The advantage to using WM_INPUT is that your game receives raw data from the mouse at the lowest level possible.

The disadvantage is that WM_INPUT has no ballistics applied to its data, so if you want to drive a cursor with this data, extra effort will be required to make the cursor behave like it does in Windows. For more information about applying pointer ballistics, see Pointer Ballistics for Windows XP.

For more info about WM_INPUT, see About Raw Input.

DirectInput

DirectInput is a set of API calls that abstracts input devices on the system. Internally, DirectInput creates a second thread to read WM_INPUT data, and using the DirectInput APIs will add more overhead than simply reading WM_INPUT directly. DirectInput is only useful for reading data from DirectInput joysticks; however, if you only need to support the Xbox 360 controller for Windows, use XInput instead. Overall, using DirectInput offers no advantages when reading data from mouse or keyboard devices, and the use of DirectInput in these scenarios is discouraged.

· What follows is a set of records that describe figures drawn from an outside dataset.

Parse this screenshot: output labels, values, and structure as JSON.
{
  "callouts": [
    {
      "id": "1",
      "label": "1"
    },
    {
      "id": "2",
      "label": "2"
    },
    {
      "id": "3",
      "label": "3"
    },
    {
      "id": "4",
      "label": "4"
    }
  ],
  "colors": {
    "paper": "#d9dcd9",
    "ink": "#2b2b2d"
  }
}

Compare the complexity of using DirectInput, shown in the following code, to the methods previously described. The following set of calls are needed to create a DirectInput mouse:


    LPDIRECTINPUT8 pDI;
    LPDIRECTINPUTDEVICE8 pMouse;
    
    hr = DirectInput8Create( GetModuleHandle(NULL), DIRECTINPUT_VERSION, 
                             IID_IDirectInput8, (VOID**)&pDI, NULL );
    if( FAILED(hr) )
        return hr;
    
    hr = pDI->CreateDevice( GUID_SysMouse, &pMouse, NULL );
    if( FAILED(hr) )
        return hr;
    
    hr = pMouse->SetDataFormat( &c_dfDIMouse2 );
    if( FAILED(hr) )
        return hr;
    
    hr = pMouse->SetCooperativeLevel( hWnd, DISCL_NONEXCLUSIVE | DISCL_FOREGROUND );
    if( FAILED(hr) )
        return hr;
    
    if( !bImmediate )
    {
        DIPROPDWORD dipdw;
        dipdw.diph.dwSize       = sizeof(DIPROPDWORD);
        dipdw.diph.dwHeaderSize = sizeof(DIPROPHEADER);
        dipdw.diph.dwObj        = 0;
        dipdw.diph.dwHow        = DIPH_DEVICE;
        dipdw.dwData            = 16; // Arbitrary buffer size
    
        if( FAILED( hr = pMouse->SetProperty( DIPROP_BUFFERSIZE, &dipdw.diph ) ) )
            return hr;
    }
    
    pMouse->Acquire();

And then the DirectInput mouse device can be read each frame:


    DIMOUSESTATE2 dims2; 
    ZeroMemory( &dims2, sizeof(dims2) );
    
    hr = pMouse->GetDeviceState( sizeof(DIMOUSESTATE2), 
                                 &dims2 );
    if( FAILED(hr) ) 
    {
        hr = pMouse->Acquire();
        while( hr == DIERR_INPUTLOST ) 
            hr = pMouse->Acquire();
    
        return S_OK; 
    }
    
    int xPosRelative = dims2.lX;
    int yPosRelative = dims2.lY;

Summary

Overall, the best method to receive high-definition mouse movement data is WM_INPUT. If your users are just moving a mouse pointer, then consider using WM_MOUSEMOVE to avoid needing to perform pointer ballistics. Both of these window messages will work well even if the mouse isn't a high-definition mouse. By supporting high definition, Windows games can offer more precise control to users.